Los estadios seguirán teniendo publicidad estática, porque ya fue contratada y porque se pueden focalizar en las trasmisiones televisivas, visibles como fondo sin espectadores en los partidos. Si hubiera tableros electrónicos, servirían de soporte publicitario también. Si, como hemos propuesto en Caras y Caretas busque la columna este año, el arbitraje se pasa casi totalmente al conjunto de árbitros del VAR, eliminando los árbitros a nivel de cancha, los tableros tendrían nuevas funciones.

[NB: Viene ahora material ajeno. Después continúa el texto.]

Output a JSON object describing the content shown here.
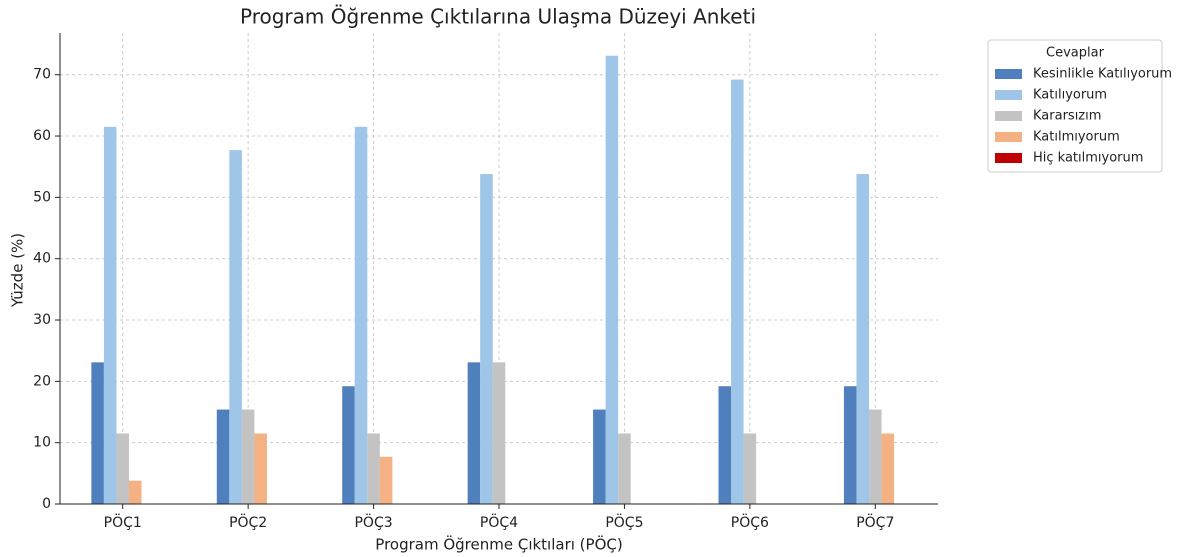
{
  "chart_data": {
    "type": "bar",
    "title": "Program Öğrenme Çıktılarına Ulaşma Düzeyi Anketi",
    "x_label": "Program Öğrenme Çıktıları (PÖÇ)",
    "y_label": "Yüzde (%)",
    "legend_title": "Cevaplar",
    "legend": "upper right outside",
    "grid": true,
    "categories": [
      "PÖÇ1",
      "PÖÇ2",
      "PÖÇ3",
      "PÖÇ4",
      "PÖÇ5",
      "PÖÇ6",
      "PÖÇ7"
    ],
    "series": [
      {
        "name": "Kesinlikle Katılıyorum",
        "color": "#4f7fbd",
        "values": [
          23.1,
          15.4,
          19.2,
          23.1,
          15.4,
          19.2,
          19.2
        ]
      },
      {
        "name": "Katılıyorum",
        "color": "#9fc5e8",
        "values": [
          61.5,
          57.7,
          61.5,
          53.8,
          73.1,
          69.2,
          53.8
        ]
      },
      {
        "name": "Kararsızım",
        "color": "#c3c3c3",
        "values": [
          11.5,
          15.4,
          11.5,
          23.1,
          11.5,
          11.5,
          15.4
        ]
      },
      {
        "name": "Katılmıyorum",
        "color": "#f4b183",
        "values": [
          3.8,
          11.5,
          7.7,
          0,
          0,
          0,
          11.5
        ]
      },
      {
        "name": "Hiç katılmıyorum",
        "color": "#c00000",
        "values": [
          0,
          0,
          0,
          0,
          0,
          0,
          0
        ]
      }
    ],
    "ylim": [
      0,
      76.8
    ],
    "yticks": [
      0,
      10,
      20,
      30,
      40,
      50,
      60,
      70
    ]
  }
}
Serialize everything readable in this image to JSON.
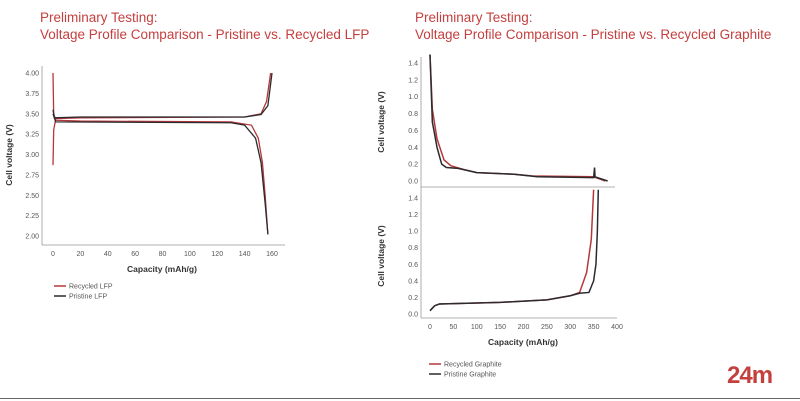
{
  "titles": {
    "left_line1": "Preliminary Testing:",
    "left_line2": "Voltage Profile Comparison - Pristine vs. Recycled LFP",
    "right_line1": "Preliminary Testing:",
    "right_line2": "Voltage Profile Comparison - Pristine vs. Recycled Graphite"
  },
  "logo": "24m",
  "colors": {
    "recycled": "#b5373a",
    "pristine": "#2b2b2e",
    "title": "#c4403f"
  },
  "chart_data": [
    {
      "type": "line",
      "xlabel": "Capacity (mAh/g)",
      "ylabel": "Cell voltage (V)",
      "xlim": [
        -5,
        165
      ],
      "ylim": [
        1.9,
        4.05
      ],
      "xticks": [
        "0",
        "20",
        "40",
        "60",
        "80",
        "100",
        "120",
        "140",
        "160"
      ],
      "yticks": [
        "2.00",
        "2.25",
        "2.50",
        "2.75",
        "3.00",
        "3.25",
        "3.50",
        "3.75",
        "4.00"
      ],
      "legend": "bottom-left",
      "series": [
        {
          "name": "Recycled LFP",
          "color": "recycled",
          "segments": [
            [
              [
                0,
                2.87
              ],
              [
                0.5,
                3.3
              ],
              [
                2,
                3.44
              ],
              [
                20,
                3.45
              ],
              [
                140,
                3.46
              ],
              [
                152,
                3.5
              ],
              [
                156,
                3.65
              ],
              [
                159,
                4.0
              ]
            ],
            [
              [
                0,
                4.0
              ],
              [
                0.5,
                3.5
              ],
              [
                2,
                3.42
              ],
              [
                20,
                3.41
              ],
              [
                130,
                3.4
              ],
              [
                145,
                3.36
              ],
              [
                150,
                3.2
              ],
              [
                153,
                2.9
              ],
              [
                155,
                2.5
              ],
              [
                157,
                2.02
              ]
            ]
          ]
        },
        {
          "name": "Pristine LFP",
          "color": "pristine",
          "segments": [
            [
              [
                0,
                3.55
              ],
              [
                1,
                3.45
              ],
              [
                20,
                3.46
              ],
              [
                140,
                3.46
              ],
              [
                152,
                3.49
              ],
              [
                157,
                3.6
              ],
              [
                160,
                4.0
              ]
            ],
            [
              [
                0,
                3.5
              ],
              [
                2,
                3.4
              ],
              [
                130,
                3.39
              ],
              [
                140,
                3.36
              ],
              [
                148,
                3.2
              ],
              [
                152,
                2.9
              ],
              [
                155,
                2.4
              ],
              [
                157,
                2.02
              ]
            ]
          ]
        }
      ]
    },
    {
      "type": "line",
      "xlabel": "Capacity (mAh/g)",
      "ylabel": "Cell voltage (V)",
      "xlim": [
        -10,
        400
      ],
      "ylim": [
        -0.05,
        1.5
      ],
      "xticks": [
        "0",
        "50",
        "100",
        "150",
        "200",
        "250",
        "300",
        "350",
        "400"
      ],
      "yticks": [
        "0.0",
        "0.2",
        "0.4",
        "0.6",
        "0.8",
        "1.0",
        "1.2",
        "1.4"
      ],
      "legend": "bottom-left",
      "panels": [
        {
          "series": [
            {
              "name": "Recycled Graphite",
              "color": "recycled",
              "points": [
                [
                  0,
                  1.5
                ],
                [
                  5,
                  0.85
                ],
                [
                  15,
                  0.5
                ],
                [
                  30,
                  0.25
                ],
                [
                  45,
                  0.18
                ],
                [
                  70,
                  0.14
                ],
                [
                  100,
                  0.1
                ],
                [
                  180,
                  0.08
                ],
                [
                  220,
                  0.06
                ],
                [
                  350,
                  0.05
                ],
                [
                  365,
                  0.02
                ],
                [
                  375,
                  0
                ]
              ]
            },
            {
              "name": "Pristine Graphite",
              "color": "pristine",
              "points": [
                [
                  0,
                  1.5
                ],
                [
                  5,
                  0.7
                ],
                [
                  15,
                  0.4
                ],
                [
                  25,
                  0.2
                ],
                [
                  35,
                  0.16
                ],
                [
                  60,
                  0.15
                ],
                [
                  100,
                  0.1
                ],
                [
                  180,
                  0.08
                ],
                [
                  230,
                  0.05
                ],
                [
                  350,
                  0.04
                ],
                [
                  352,
                  0.16
                ],
                [
                  353,
                  0.05
                ],
                [
                  380,
                  0
                ]
              ]
            }
          ]
        },
        {
          "series": [
            {
              "name": "Recycled Graphite",
              "color": "recycled",
              "points": [
                [
                  0,
                  0.04
                ],
                [
                  10,
                  0.1
                ],
                [
                  20,
                  0.12
                ],
                [
                  150,
                  0.14
                ],
                [
                  250,
                  0.17
                ],
                [
                  300,
                  0.22
                ],
                [
                  320,
                  0.26
                ],
                [
                  335,
                  0.5
                ],
                [
                  345,
                  0.9
                ],
                [
                  350,
                  1.5
                ]
              ]
            },
            {
              "name": "Pristine Graphite",
              "color": "pristine",
              "points": [
                [
                  0,
                  0.04
                ],
                [
                  10,
                  0.1
                ],
                [
                  20,
                  0.12
                ],
                [
                  150,
                  0.14
                ],
                [
                  250,
                  0.17
                ],
                [
                  300,
                  0.22
                ],
                [
                  320,
                  0.25
                ],
                [
                  340,
                  0.26
                ],
                [
                  350,
                  0.4
                ],
                [
                  355,
                  0.6
                ],
                [
                  358,
                  1.0
                ],
                [
                  360,
                  1.5
                ]
              ]
            }
          ]
        }
      ]
    }
  ]
}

Si las tribunas sobrevivieran a la nueva normalidad, hay un buen negocio posible: alquilar o vender lugares con silla o no en las tribunas; quien pague tendrá una imagen suya en ese lugar, cara o cuerpo entero. Hasta podrían negociarse espacios para lacrimógenas imágenes con mascota y familia, en plazos variables y a pagarlos en cuotas. Como las butacas que se venden cuando se construyen los estadios, como parte de su financiación. Pero ahora sería un ranking de hinchas y un duelo de estatus tener imagen, de qué tamaño, con colores y alta definición; hasta puede haber candidatos políticos, o personajes o dibujitos de publicidad y propaganda.